If the “eyes are the window to the soul,” then a series of studies from a Florida Atlantic University laboratory suggests that they may also be a window into diagnosing and treating attention-deficit/hyperactivity disorder (ADHD) and other dopamine-linked neuropsychiatric disorders.
ADHD is the most prevalent inherited neurobehavioral childhood disorder that affects between 4 to 12 percent of school-aged children in the United States. Changes in the neurochemical dopamine are believed to contribute to this disorder as well as bipolar disorder and autism spectrum disorder (ASD). Individuals diagnosed with these disorders have been found to express a rare, functional alteration in the dopamine transporter. ADHD is more prevalent in relatives of bipolar disorder subjects and many individuals diagnosed with ASD meet clinical criteria for ADHD, suggesting that the three disorders, deep down, share common origins.
Several years ago, researchers from the FAU Brain Institute, led by Randy D. Blakely, Ph.D., executive director of the FAU Brain Institute and a professor of biomedical science in FAU’s Charles E. Schmidt College of Medicine, identified a rare, functional mutation in the dopamine transporter, DAT Val559, in two boys with ADHD. The mutation, which has previously been identified in subjects with bipolar disorder, was then identified in subjects with ASD. Blakely’s team hypothesized that elucidating the impact of the variant could provide new insights into how brain dopamine dysfunction drives mental illness, including those linked to ADHD, autism and bipolar disorder.
With mice whose DNA has been modified to express the DAT Val559 mutation, Blakely’s team is evaluating the molecular, cellular and circuit level disturbances that can increase risk for behavioral disorders, including changes in cognitive capacities, attention and impulsivity.
In a study recently published in the journal Behavioural Brain Research , Blakely’s graduate student, Gwynne Davis, was able to demonstrate changes in these mice that indicate impulsivity and an elevated motivation for reward. Impulsivity can be tested in a number of ways in mice, such as tasks that require the mouse to respond before a set time has elapsed. The DAT Val559 mice show a difficulty in waiting to receive rewards. Further studies indicate that this “waiting impulsivity” derives from an increased motivation to receive reward.
“While impulsivity is one of the core components of an ADHD diagnosis, and can be present in subjects with ASD and bipolar disorder, the source of that impulsivity remains unclear, and the type of impulsivity these subjects demonstrate can vary greatly,” said Blakely. “Our studies support the idea that disrupted dopamine signaling contributes to these disorders and may lead to more effective treatments.”

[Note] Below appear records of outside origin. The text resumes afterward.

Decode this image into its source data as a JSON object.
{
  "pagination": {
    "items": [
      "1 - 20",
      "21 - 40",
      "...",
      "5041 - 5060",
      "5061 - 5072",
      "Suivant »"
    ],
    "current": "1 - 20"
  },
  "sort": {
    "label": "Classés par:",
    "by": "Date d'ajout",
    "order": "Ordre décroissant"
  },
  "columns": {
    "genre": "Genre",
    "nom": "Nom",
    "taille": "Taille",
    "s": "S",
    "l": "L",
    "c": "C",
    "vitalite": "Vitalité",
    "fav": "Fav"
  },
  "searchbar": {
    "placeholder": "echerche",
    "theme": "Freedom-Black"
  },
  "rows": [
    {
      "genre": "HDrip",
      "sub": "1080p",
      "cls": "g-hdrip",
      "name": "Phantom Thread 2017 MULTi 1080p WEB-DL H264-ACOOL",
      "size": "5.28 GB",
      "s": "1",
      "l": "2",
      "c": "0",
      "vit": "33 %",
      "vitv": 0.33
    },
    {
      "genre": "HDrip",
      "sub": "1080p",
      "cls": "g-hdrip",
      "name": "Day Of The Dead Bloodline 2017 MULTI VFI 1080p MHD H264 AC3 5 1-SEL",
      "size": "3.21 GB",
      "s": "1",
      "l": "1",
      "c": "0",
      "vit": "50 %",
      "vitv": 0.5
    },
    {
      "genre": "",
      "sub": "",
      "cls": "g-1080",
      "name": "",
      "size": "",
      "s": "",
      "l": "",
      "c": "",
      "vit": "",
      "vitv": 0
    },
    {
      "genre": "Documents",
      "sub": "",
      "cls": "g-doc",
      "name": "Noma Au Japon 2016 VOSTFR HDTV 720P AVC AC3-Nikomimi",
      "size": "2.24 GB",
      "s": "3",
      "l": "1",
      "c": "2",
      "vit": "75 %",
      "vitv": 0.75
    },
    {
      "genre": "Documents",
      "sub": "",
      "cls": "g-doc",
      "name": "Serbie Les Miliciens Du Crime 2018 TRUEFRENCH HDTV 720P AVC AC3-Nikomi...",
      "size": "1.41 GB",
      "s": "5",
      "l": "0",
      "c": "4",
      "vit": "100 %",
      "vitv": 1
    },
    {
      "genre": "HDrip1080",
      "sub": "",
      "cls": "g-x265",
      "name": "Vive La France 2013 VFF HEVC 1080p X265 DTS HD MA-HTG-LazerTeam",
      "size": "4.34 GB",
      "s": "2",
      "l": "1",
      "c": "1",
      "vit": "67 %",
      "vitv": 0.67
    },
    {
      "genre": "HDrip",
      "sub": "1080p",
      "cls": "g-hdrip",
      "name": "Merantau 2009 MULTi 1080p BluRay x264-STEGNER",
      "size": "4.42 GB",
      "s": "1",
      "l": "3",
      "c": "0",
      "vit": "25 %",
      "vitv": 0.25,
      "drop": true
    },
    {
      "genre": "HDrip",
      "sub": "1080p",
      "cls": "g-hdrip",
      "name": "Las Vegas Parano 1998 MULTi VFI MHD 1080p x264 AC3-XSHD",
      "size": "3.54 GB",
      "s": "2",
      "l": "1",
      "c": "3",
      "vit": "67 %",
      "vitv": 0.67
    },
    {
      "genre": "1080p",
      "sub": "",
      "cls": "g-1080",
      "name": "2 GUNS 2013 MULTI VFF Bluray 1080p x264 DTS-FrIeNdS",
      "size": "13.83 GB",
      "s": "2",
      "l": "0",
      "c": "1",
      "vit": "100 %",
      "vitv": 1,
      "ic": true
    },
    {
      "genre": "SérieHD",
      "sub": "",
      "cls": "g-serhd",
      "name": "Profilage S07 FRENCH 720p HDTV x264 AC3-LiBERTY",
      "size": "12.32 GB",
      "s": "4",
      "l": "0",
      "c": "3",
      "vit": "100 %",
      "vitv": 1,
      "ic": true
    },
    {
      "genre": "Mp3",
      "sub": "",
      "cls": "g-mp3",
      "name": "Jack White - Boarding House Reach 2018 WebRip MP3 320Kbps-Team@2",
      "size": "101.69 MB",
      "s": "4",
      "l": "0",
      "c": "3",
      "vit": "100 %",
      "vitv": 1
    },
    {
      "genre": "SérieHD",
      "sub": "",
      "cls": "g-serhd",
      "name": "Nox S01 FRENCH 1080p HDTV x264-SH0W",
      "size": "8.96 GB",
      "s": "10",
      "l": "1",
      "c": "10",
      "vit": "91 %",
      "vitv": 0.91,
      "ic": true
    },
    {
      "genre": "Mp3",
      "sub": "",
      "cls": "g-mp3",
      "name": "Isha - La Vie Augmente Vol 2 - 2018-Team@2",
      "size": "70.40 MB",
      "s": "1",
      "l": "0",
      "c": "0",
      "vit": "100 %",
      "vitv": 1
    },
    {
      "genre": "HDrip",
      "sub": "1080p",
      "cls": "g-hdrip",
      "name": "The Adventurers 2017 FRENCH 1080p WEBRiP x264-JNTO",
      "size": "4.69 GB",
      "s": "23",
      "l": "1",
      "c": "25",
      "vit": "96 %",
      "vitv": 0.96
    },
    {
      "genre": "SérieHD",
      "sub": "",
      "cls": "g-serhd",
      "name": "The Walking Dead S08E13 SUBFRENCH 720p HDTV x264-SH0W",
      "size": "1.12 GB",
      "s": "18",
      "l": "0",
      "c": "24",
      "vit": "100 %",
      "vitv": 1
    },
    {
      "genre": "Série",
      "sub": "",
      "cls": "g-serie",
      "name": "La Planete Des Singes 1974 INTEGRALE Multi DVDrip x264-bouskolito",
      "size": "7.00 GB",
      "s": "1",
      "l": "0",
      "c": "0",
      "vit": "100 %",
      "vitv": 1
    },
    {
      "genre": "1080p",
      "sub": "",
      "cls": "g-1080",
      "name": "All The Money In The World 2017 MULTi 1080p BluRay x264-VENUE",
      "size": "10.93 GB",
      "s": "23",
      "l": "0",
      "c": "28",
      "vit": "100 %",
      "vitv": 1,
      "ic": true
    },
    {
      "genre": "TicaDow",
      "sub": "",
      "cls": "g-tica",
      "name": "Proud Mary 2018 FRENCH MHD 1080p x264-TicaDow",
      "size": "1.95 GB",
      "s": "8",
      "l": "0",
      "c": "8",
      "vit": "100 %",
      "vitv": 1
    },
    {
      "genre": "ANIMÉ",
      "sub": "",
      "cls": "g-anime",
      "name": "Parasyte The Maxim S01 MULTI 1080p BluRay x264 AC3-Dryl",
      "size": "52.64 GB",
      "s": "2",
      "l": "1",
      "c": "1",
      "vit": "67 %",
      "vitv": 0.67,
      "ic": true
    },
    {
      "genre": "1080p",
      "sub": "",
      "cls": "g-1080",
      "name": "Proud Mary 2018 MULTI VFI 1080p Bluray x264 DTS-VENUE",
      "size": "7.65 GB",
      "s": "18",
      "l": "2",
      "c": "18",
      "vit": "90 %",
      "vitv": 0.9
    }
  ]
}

To take studies of the DAT Val559 model toward improved diagnostics, Blakely’s group decided to look into the eyes of his mice, measuring their response to light. Results of this study were recently published in the Journal of Neurobehavioral Disorders . Recognizing that dopamine is critical to the ability of the retina to sense changes in light, Blakely’s team, along with collaborators Heng Dai and Douglas G. McMahon, Ph.D., both at Vanderbilt University, used a noninvasive approach to monitor the retinal responses to light in the DAT Val559 mice.
They discovered that these animals show readily detectible changes in retinal responses that are consistent with increased dopamine signaling. Interestingly, this effect was found to be sex-dependent, detected in males but not females, which Blakely speculates may be related to the male predominance of ADHD and ASD diagnoses.
“Interestingly, there is evidence that patients with these disorders exhibit impaired retinal and visual functions,” said Blakely. “This suggests that altered dopamine signaling in the retina may be controlled by some of the same molecular disturbances that cause these disorders.”
Results from the study also suggest that monitoring retinal responses to light in humans may reveal physiological signatures of these disorders, providing an approach to earlier detection and treatment. Although rare, Blakely believes the DAT Val559 variant is representative of a more general abnormality underlying ADHD and ASD.
This research was supported in part by grants from the National Institutes of Health (MH105094, MH107132 and GM117650).